News

State Question 805: A Battle Worth Fighting

By Dr. Tiffany Crutcher, a reform advocate and the Founder and Executive Director of the Terence Crutcher Foundation 

Published 10/25/2020 | Reading Time 2 min 2 sec 

Oklahoma is the top incarcerator in the U.S. yet again, according to a recent Bureau of Justice Statistics report. At some point, Oklahomans have to look at our overcrowded prisons and ask, “Is it worth it? And is this working?” 

Unfortunately, these statistics are just a portion of years’ worth of research that shows Oklahoma’s methods of keeping criminals off the streets aren’t working, but only furthering recidivism and adding to the overcrowded prison system.

The “tough on crime” mentality is outdated and isn’t keeping Oklahoma safe. That’s why we need to vote ‘yes’ on State Question 805 on Nov. 3. It is a step in the right direction to help solve our state’s incarceration crisis. SQ 805 would end the practice of adding decades to a person’s sentence for previous nonviolent offenses.

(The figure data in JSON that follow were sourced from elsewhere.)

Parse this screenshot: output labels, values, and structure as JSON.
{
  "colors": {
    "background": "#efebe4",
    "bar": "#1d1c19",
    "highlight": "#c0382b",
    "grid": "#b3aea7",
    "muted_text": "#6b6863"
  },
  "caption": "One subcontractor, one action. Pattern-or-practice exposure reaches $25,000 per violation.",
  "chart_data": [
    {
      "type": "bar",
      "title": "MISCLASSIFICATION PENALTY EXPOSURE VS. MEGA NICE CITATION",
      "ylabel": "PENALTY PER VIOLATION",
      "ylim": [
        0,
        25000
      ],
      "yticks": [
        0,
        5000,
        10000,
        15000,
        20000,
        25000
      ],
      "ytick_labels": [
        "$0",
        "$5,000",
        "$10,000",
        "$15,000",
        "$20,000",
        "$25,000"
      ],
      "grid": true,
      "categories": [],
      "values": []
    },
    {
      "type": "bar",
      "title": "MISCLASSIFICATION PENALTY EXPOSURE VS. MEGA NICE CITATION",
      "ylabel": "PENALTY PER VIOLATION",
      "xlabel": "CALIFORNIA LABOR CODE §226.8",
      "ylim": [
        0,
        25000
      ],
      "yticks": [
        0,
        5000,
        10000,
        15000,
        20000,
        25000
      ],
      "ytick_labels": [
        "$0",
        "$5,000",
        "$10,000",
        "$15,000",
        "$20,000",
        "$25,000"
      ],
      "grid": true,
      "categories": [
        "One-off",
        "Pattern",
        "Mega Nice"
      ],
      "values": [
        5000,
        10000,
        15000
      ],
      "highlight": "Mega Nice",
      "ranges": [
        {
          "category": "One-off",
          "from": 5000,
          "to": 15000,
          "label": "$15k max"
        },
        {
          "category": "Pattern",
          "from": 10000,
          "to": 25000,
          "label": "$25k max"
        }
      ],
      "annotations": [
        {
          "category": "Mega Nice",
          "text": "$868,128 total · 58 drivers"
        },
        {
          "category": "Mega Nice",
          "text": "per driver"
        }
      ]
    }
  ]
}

As a reform advocate and the founder and president of the Terence Crutcher Foundation, I see these injustices constantly. In Oklahoma, Black people serve 35% longer sentences for drug crimes than any other group of people. This is made possible by the unjust use of sentence penalties.

Oklahoma has a long history of racial inequities that continue to permeate our criminal justice system. Oklahoma locks up more Black Americans than any other state. We know that Black and Brown people don’t commit crimes at a higher rate than white people, but they are disproportionately impacted by the discretion in our system, including the use of sentence penalties. SQ 805 would help to address these racial injustices.

The prison system was designed to keep the public safe, to hold people accountable and to rehabilitate them so they can return as contributing members of society. Yet we know that the system does not believe in redemption and it does not keep the public safe.

Holberton

Excessive sentences punish people for acting out of sheer desperation to help their families and themselves. For example, one woman was sentenced to serve 15 years just for stealing basic necessities. Had she not had a previous conviction, her sentence would have been minuscule in comparison.

But the system punished this woman for a crime she had already served time for — not just for the crime she most recently committed.

This isn’t to say that SQ 805 will give anyone a free pass. Instead, it is saying that sentences should match the crime committed, not match the crime committed and impose additional decades for past crimes. We should focus more time and resources into rehabilitation to help people who act out of desperation, not force a disproportionate punishment onto them.

People convicted of a nonviolent crime will still face a just sentence. Prosecutors will still have discretion to seek the maximum sentence for a nonviolent crime and still hold people accountable.

Our current system is broken. It punishes people for far too long and wastes Oklahoma’s money and resources. This is a battle we need to fight. So pick up your ballot. Go to the polls. Vote. Vote ‘yes’ on State Question 805 to end an outdated, harmful practice and push back on inequity and injustice.